Esta última limitación es fácil de entender: en las poblaciones de mamíferos, por ejemplo, se produce un número casi infinito de espermatozoides, pero los óvulos están contados. Es el gameto —o célula sexual— más «cotizado» de los dos, y los machos tendrán que disputarse el derecho a fecundar los óvulos si «quieren» tener hijos y que sus genes sigan presentes en la siguiente generación. En realidad no quieren nada, solo actúan impulsados por sus instintos, pero de lo que no hay duda es de que todos nosotros —los vivos— descendemos precisamente de unos antepasados que se las arreglaron de alguna manera —por la fuerza, la belleza o la astucia— para originar más descendientes (y no de aquellos que se reprodujeron poco o nada).
La ley de la selección sexual tuvo menos éxito que la de la selección natural desde que Darwin la propuso hasta nuestros días. Pero la selección natural o «supervivencia de los mejor adaptados» (en expresión original no de Darwin, sino de Herbert Spencer) tenía inquietantes resonancias políticas en la Inglaterra victoriana, y un medio primo de Darwin sacó las oportunas consecuencias para su sociedad y para su tiempo. Si la selección natural era la fuerza que había producido al ser humano y lo había elevado por encima de las demás criaturas, lo correcto sería robustecer y potenciar ese «impulso ascendente» para que nos lleve —como especie— todavía más arriba. ¿Cómo? Favoreciendo la multiplicación de los fuertes, de los mejor dotados física e intelectualmente (e incluso de los más excelsos moralmente), en lugar de contrarrestar la «acción benefactora» de la selección natural al permitir que tuvieran más hijos —como parecía estar ocurriendo— los débiles, enfermizos, viciosos e inferiores en inteligencia. Esta es la idea central de un movimiento llamado eugenesia , y su fundador fue sir Francis Galton Darwin.

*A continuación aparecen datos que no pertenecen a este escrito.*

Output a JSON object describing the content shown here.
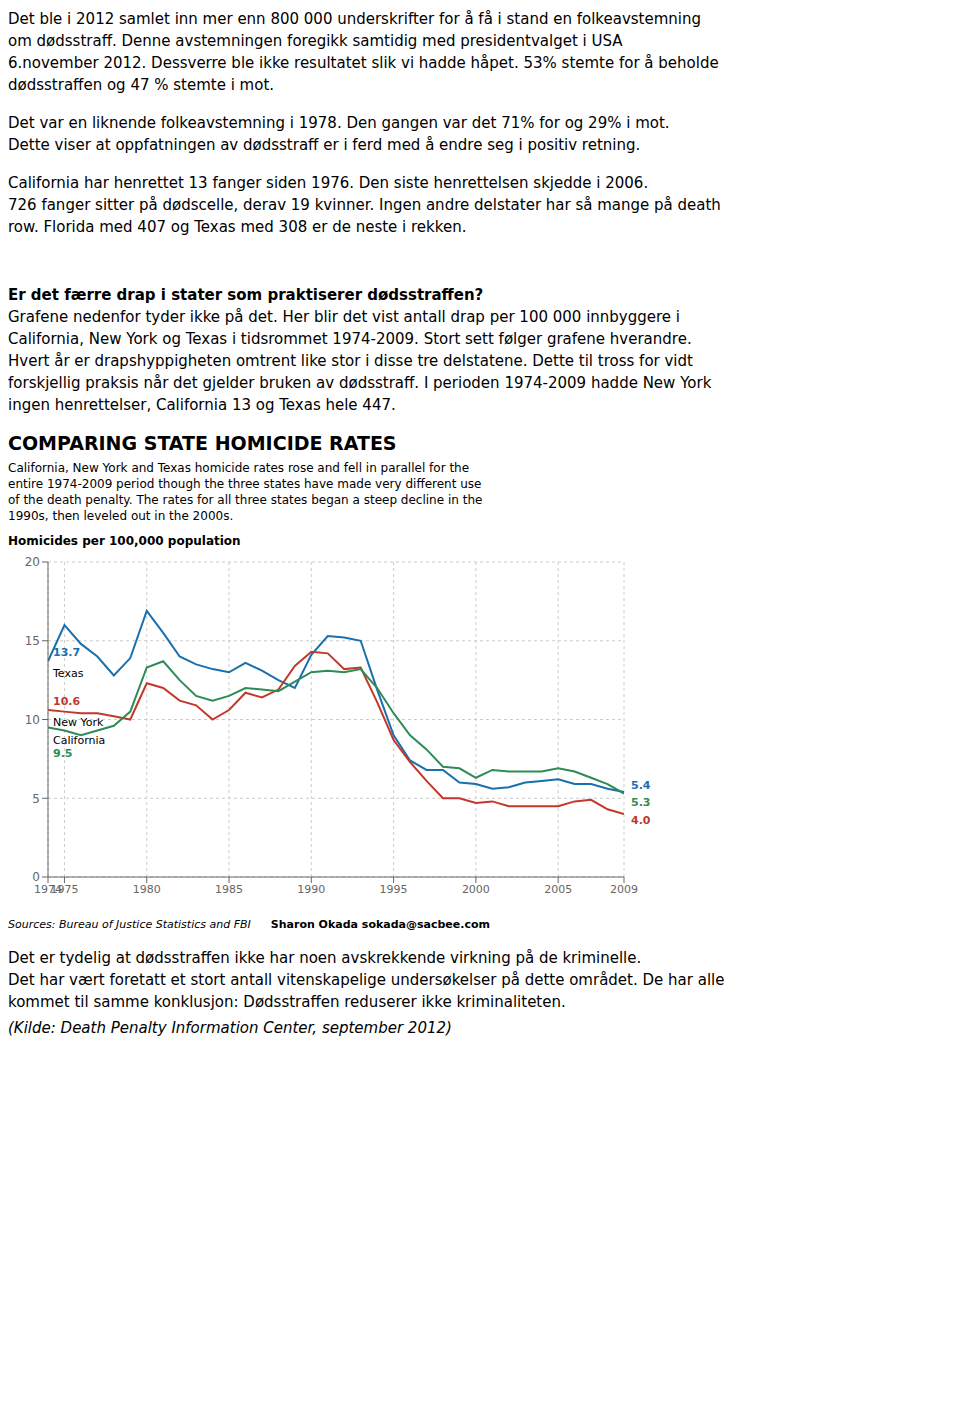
{
  "page": {
    "paragraphs_before": [
      [
        "Det ble i 2012 samlet inn mer enn 800 000 underskrifter for å få i stand en folkeavstemning",
        "om dødsstraff. Denne avstemningen foregikk samtidig med presidentvalget i USA",
        "6.november 2012. Dessverre ble ikke resultatet slik vi hadde håpet. 53% stemte for å beholde",
        "dødsstraffen og  47 % stemte i mot."
      ],
      [
        "Det var en liknende folkeavstemning i 1978.  Den gangen var det 71% for og 29%  i mot.",
        "Dette viser at oppfatningen av dødsstraff er i ferd med å endre seg i positiv retning."
      ],
      [
        "California har henrettet 13 fanger siden 1976. Den siste henrettelsen skjedde i 2006.",
        "726 fanger sitter på dødscelle, derav 19 kvinner. Ingen andre delstater har så mange på death",
        "row. Florida med 407 og Texas med 308 er de neste i rekken."
      ]
    ],
    "heading": "Er det færre drap i stater som praktiserer dødsstraffen?",
    "paragraph_after_heading": [
      "Grafene nedenfor tyder ikke på det. Her blir det vist antall drap per 100 000 innbyggere i",
      "California, New York og Texas i tidsrommet 1974-2009. Stort sett følger grafene hverandre.",
      "Hvert år er drapshyppigheten omtrent like stor i disse tre delstatene. Dette til tross for vidt",
      "forskjellig praksis når det gjelder bruken av dødsstraff. I perioden 1974-2009 hadde New York",
      "ingen henrettelser, California 13 og Texas hele 447."
    ],
    "paragraph_after_chart": [
      "Det er tydelig at dødsstraffen ikke har noen avskrekkende virkning på de kriminelle.",
      "Det har vært foretatt et stort antall vitenskapelige undersøkelser på dette området. De har alle",
      "kommet til samme konklusjon: Dødsstraffen reduserer ikke kriminaliteten."
    ],
    "source_note": "(Kilde: Death Penalty Information Center, september 2012)"
  },
  "chart_data": {
    "type": "line",
    "title": "COMPARING STATE HOMICIDE RATES",
    "subtitle": "California, New York and Texas homicide rates rose and fell in parallel for the\nentire 1974-2009 period though the three states have made very different use\nof the death penalty. The rates for all three states began a steep decline in the\n1990s, then leveled out in the 2000s.",
    "ylabel": "Homicides per 100,000 population",
    "sources": "Sources: Bureau of Justice Statistics and FBI",
    "credit": "Sharon Okada  sokada@sacbee.com",
    "x": [
      1974,
      1975,
      1976,
      1977,
      1978,
      1979,
      1980,
      1981,
      1982,
      1983,
      1984,
      1985,
      1986,
      1987,
      1988,
      1989,
      1990,
      1991,
      1992,
      1993,
      1994,
      1995,
      1996,
      1997,
      1998,
      1999,
      2000,
      2001,
      2002,
      2003,
      2004,
      2005,
      2006,
      2007,
      2008,
      2009
    ],
    "series": [
      {
        "name": "Texas",
        "color": "#1a6fad",
        "values": [
          13.7,
          16.0,
          14.8,
          14.0,
          12.8,
          13.9,
          16.9,
          15.5,
          14.0,
          13.5,
          13.2,
          13.0,
          13.6,
          13.1,
          12.5,
          12.0,
          14.1,
          15.3,
          15.2,
          15.0,
          11.9,
          9.0,
          7.4,
          6.8,
          6.8,
          6.0,
          5.9,
          5.6,
          5.7,
          6.0,
          6.1,
          6.2,
          5.9,
          5.9,
          5.6,
          5.4
        ]
      },
      {
        "name": "New York",
        "color": "#c0392b",
        "values": [
          10.6,
          10.5,
          10.4,
          10.4,
          10.2,
          10.0,
          12.3,
          12.0,
          11.2,
          10.9,
          10.0,
          10.6,
          11.7,
          11.4,
          11.9,
          13.4,
          14.3,
          14.2,
          13.2,
          13.3,
          11.1,
          8.7,
          7.3,
          6.1,
          5.0,
          5.0,
          4.7,
          4.8,
          4.5,
          4.5,
          4.5,
          4.5,
          4.8,
          4.9,
          4.3,
          4.0
        ]
      },
      {
        "name": "California",
        "color": "#2e8b57",
        "values": [
          9.5,
          9.3,
          9.0,
          9.3,
          9.6,
          10.5,
          13.3,
          13.7,
          12.5,
          11.5,
          11.2,
          11.5,
          12.0,
          11.9,
          11.8,
          12.4,
          13.0,
          13.1,
          13.0,
          13.2,
          12.0,
          10.4,
          9.0,
          8.1,
          7.0,
          6.9,
          6.3,
          6.8,
          6.7,
          6.7,
          6.7,
          6.9,
          6.7,
          6.3,
          5.9,
          5.3
        ]
      }
    ],
    "xlim": [
      1974,
      2009
    ],
    "xticks": [
      1974,
      1975,
      1980,
      1985,
      1990,
      1995,
      2000,
      2005,
      2009
    ],
    "ylim": [
      0,
      20
    ],
    "yticks": [
      0,
      5,
      10,
      15,
      20
    ],
    "grid": true,
    "annotations": [
      {
        "text": "13.7",
        "series": "Texas",
        "x": 1974,
        "y": 13.7
      },
      {
        "text": "10.6",
        "series": "New York",
        "x": 1974,
        "y": 10.6
      },
      {
        "text": "9.5",
        "series": "California",
        "x": 1974,
        "y": 9.5
      },
      {
        "text": "5.4",
        "series": "Texas",
        "x": 2009,
        "y": 5.4
      },
      {
        "text": "5.3",
        "series": "California",
        "x": 2009,
        "y": 5.3
      },
      {
        "text": "4.0",
        "series": "New York",
        "x": 2009,
        "y": 4.0
      }
    ]
  }
}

Galton, trece años más joven que Charles Darwin, era también nieto del famoso Erasmus Darwin, pero a través de su segunda esposa. Fue un científico brillantísimo que destacó en múltiples terrenos, como la estadística, la meteorología, la geografía, la antropología, la genética o la psicometría, entre otras especialidades. El uso de las huellas dactilares para la identificación de los individuos fue idea suya, y también los conceptos —muy usados en la ciencia estadística— de «correlación entre variables» y de «regresión». Estaba convencido de que el carácter y el talento se heredan —ponía como ejemplo a su propia familia— y, en consecuencia, pensaba que era necesario controlar la reproducción de la especie humana para mejorarla.
El movimiento eugenésico que creara Galton, fundamentado, según él, en el darwinismo y la «lucha por la existencia», tuvo continuadores después de su muerte. Sin embargo, y esto no deja de ser curioso, la selección natural de su primo Charles dejó de ser el modo que la mayoría de los biólogos evolucionistas utilizaban para explicar el origen de las especies. Paradójicamente, la selección natural no se aplicaba tanto en biología como en sociología.
En el año 1900 se redescubrieron las leyes de la herencia que el monje agustino Gregor Mendel había publicado en los tiempos de Charles Darwin (en 1866), pero que este no llegó a conocer. Darwin tenía su propia teoría de la herencia, totalmente equivocada. Su primo Galton se acercó más a la verdad, pero era Mendel quien estaba en lo cierto.